Introduction Notes for September 6

Main points

This class is about philosophies, by which I mean ideas about the place of human beings in the universe. Philosophies involve beliefs about what we are and how we are like or unlike everything else. Philosophies are explicitly articulated by philosophers and implicit in just about everyone’s beliefs and practices.

The philosophy that we will talk about is that human beings are made in the image of God. That has two basic parts. First, the first human being, Adam, was as close to God as a finite being could be. Second, we can recover some of those abilities if we refine our reasoning ability. These points were brought out in the handouts from Robert South and New Man magazine.

Louis Menand and writing

Aside from the content I described, this course is about writing. Your professors will demand a fairly specific kind of writing: academic prose! It’s unfair to demand something of you without telling you how to do it. So telling you is one thing that this course ought to accomplish.

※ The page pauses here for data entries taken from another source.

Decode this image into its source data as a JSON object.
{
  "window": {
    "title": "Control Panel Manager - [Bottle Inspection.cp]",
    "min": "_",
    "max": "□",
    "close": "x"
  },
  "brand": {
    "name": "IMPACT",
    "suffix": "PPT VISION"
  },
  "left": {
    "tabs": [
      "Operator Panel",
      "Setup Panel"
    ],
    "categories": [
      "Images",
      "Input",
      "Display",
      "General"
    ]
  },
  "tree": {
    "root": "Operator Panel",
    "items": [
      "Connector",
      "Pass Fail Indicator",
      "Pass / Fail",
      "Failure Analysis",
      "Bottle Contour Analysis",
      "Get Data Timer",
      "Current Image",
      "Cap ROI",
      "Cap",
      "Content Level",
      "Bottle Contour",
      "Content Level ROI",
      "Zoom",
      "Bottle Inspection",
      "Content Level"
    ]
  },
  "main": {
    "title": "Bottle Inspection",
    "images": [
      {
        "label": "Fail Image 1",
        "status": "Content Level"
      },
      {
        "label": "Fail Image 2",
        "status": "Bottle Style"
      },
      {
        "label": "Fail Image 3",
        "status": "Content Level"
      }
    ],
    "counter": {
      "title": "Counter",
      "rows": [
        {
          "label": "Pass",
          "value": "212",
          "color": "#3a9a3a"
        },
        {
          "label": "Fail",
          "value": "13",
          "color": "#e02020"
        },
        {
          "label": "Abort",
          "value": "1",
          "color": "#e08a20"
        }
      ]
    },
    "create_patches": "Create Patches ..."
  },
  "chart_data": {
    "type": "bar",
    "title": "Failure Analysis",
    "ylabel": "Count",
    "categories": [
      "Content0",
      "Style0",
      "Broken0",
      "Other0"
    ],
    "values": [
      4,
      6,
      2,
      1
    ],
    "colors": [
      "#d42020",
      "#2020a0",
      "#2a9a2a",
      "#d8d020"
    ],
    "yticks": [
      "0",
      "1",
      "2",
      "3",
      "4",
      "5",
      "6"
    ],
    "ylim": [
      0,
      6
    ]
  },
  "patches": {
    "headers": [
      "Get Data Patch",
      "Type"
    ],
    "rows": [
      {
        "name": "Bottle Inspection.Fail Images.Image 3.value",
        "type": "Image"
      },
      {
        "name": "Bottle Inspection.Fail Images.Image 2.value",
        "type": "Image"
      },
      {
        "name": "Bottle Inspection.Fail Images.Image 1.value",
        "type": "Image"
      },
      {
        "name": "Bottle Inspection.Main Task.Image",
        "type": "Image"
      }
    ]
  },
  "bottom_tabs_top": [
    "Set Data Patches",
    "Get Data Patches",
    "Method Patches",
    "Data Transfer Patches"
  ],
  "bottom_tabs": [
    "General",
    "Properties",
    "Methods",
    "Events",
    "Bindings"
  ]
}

Did I get off on the wrong foot by telling you we’re going to read a great writer who doesn’t write in academic prose? Probably. I don’t want to be misleading in saying that Menand breaks the rules for academic writing. Really, he does follow them. It’s just that he does so with style.

I can’t teach you to write like Menand. But I can show you the skeleton of a good analytical essay. What kind of flesh you put on that skeleton is up to you. In fact, most of your professors and other readers in a hurry will be quite satisfied with the skeleton.

But all of that is for later.

Right now, let me recommend Menand as an excellent thinker and writer. If you had to pick and alum to emulate, he would be a dandy choice.

In particular, why not start with some essays he wrote about college? For instance, here is a short piece that compares going to college with your first sleep-over. And here is a longer essay on college admissions.

Or how about a couple of gems on writing? For instance, here’s one that seems to be about grammar but is actually about the relationship between written and spoken language. Or how about an essay on the surprisingly interesting subject of citations?

If those don’t float your boat, go visit his fan club and see what they recommend.

I say all of this because there are two necessary steps to becoming a good writer: practice and reading great writers. Unfortunately, they aren’t sufficient. Plus, practice can be tedious and frustrating, just as it is with anything else. With the second step, at least you will have gotten to read great prose!